Seit ein paar Wochen beobachten wir in den sozialen Netzwerken eine seltsame Bewegung. Menschen (hauptsächlich Amerikaner) haten gegen den Sporthersteller Nike und zerstören alles, was sie von Nike besitzen: Sneaker werden verbrannt, Socken und T-Shirts zerschnitten oder in die Tonne getreten. Das Ganze wird gefilmt und über Twitter und Facebook geteilt.
Und die Frage, die sich hier bei uns jeder stellt: Was zur Hölle ist da eigentlich los?
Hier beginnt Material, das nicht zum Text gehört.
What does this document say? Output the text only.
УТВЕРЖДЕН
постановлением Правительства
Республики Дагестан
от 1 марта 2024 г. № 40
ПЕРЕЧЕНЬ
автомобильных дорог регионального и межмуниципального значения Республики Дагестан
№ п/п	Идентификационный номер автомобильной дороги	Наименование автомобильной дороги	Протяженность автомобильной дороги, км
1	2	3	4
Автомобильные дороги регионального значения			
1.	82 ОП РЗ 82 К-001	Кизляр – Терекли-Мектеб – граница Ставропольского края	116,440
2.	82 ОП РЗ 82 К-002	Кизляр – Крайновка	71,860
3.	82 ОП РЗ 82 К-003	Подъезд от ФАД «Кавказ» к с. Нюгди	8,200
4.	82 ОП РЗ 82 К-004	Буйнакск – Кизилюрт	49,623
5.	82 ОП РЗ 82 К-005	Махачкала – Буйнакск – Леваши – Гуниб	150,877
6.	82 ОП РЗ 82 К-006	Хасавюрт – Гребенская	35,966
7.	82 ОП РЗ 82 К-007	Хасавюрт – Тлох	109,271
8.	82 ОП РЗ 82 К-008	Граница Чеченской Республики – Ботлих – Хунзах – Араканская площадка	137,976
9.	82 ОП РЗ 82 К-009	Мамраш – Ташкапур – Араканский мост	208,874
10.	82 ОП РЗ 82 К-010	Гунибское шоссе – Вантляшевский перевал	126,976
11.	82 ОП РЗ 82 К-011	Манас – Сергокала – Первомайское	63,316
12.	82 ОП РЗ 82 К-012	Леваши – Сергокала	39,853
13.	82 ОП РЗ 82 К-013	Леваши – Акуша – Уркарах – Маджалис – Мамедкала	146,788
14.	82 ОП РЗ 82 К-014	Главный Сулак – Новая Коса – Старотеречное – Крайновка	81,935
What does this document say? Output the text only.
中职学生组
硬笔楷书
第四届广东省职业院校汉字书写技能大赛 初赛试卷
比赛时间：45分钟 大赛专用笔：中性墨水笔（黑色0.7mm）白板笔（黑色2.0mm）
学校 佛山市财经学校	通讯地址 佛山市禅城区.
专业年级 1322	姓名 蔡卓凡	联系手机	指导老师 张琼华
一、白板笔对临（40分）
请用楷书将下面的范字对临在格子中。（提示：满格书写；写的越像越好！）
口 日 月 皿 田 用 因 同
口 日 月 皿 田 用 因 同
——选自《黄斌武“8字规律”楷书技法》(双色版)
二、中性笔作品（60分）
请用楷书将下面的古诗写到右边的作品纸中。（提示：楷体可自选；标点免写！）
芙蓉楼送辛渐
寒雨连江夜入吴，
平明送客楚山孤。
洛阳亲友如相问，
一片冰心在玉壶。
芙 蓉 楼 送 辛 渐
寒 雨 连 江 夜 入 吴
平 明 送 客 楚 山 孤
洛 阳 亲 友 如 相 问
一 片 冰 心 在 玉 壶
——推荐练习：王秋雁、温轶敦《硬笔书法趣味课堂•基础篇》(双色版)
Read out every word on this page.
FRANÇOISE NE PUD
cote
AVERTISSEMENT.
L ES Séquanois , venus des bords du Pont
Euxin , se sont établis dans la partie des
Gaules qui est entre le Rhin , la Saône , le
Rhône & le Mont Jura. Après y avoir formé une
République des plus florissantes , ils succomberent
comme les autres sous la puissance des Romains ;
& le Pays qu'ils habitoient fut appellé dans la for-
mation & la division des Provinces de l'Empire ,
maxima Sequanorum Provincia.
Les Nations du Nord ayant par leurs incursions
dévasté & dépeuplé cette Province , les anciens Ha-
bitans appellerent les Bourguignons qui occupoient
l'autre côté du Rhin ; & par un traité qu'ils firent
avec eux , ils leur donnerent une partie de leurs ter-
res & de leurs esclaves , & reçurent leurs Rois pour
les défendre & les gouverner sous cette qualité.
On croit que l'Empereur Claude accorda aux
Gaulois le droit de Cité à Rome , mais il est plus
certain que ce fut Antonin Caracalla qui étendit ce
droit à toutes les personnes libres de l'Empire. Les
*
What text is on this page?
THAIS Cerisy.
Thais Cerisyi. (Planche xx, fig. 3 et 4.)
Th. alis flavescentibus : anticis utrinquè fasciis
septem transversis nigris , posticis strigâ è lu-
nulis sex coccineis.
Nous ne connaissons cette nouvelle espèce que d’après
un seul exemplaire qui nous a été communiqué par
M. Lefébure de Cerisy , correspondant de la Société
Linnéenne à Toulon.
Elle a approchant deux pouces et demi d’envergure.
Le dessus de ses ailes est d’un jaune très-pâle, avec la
Der Auslöser der wilden Zerstörungswut ist eine Werbekampagne
Genauer die neue Kampagne von Nike mit dem Footballspieler Colin Kaepernick. Letzte Woche wurde das erste Foto veröffentlicht:Believe in something, even if it means sacrificing everything. #JustDoIt pic.twitter.com/SRWkMIDdaO
— Colin Kaepernick (@Kaepernick7) 3. September 2018
Die prompte Reaktion im Netz: Auf den sozialen Netzwerken ploppten Posts mit den Hashtags #nikeboycott #burnyournikes und #removetheswoosh auf.
First the @NFL forces me to choose between my favorite sport and my country. I chose country. Then @Nike forces me to choose between my favorite shoes and my country. Since when did the American Flag and the National Anthem become offensive? pic.twitter.com/4CVQdTHUH4
— Sean Clancy (@sclancy79) 3. September 2018
Hey #Nike . I don't wear politics or anything related to #ColinKaepernick I no longer buy 5 to 6 pairs per year of Air Monarch Black size 9 anymore either. Just do it? I did. I set my bunions free. #RemovetheSwoosh pic.twitter.com/68UuGMmIaD
— Twentyoz (@Twentyoz_) 3. September 2018
Aber wieso die Aufregung? Dass sich ein Sportartikel-Gigant einen bekannten Sportler als Gesicht seiner Herbstkampagne holt, ist ja erstmal wenig verwunderlich. Allerdings ist Colin Kaepernick in den USA eine sehr umstrittene Persönlichkeit.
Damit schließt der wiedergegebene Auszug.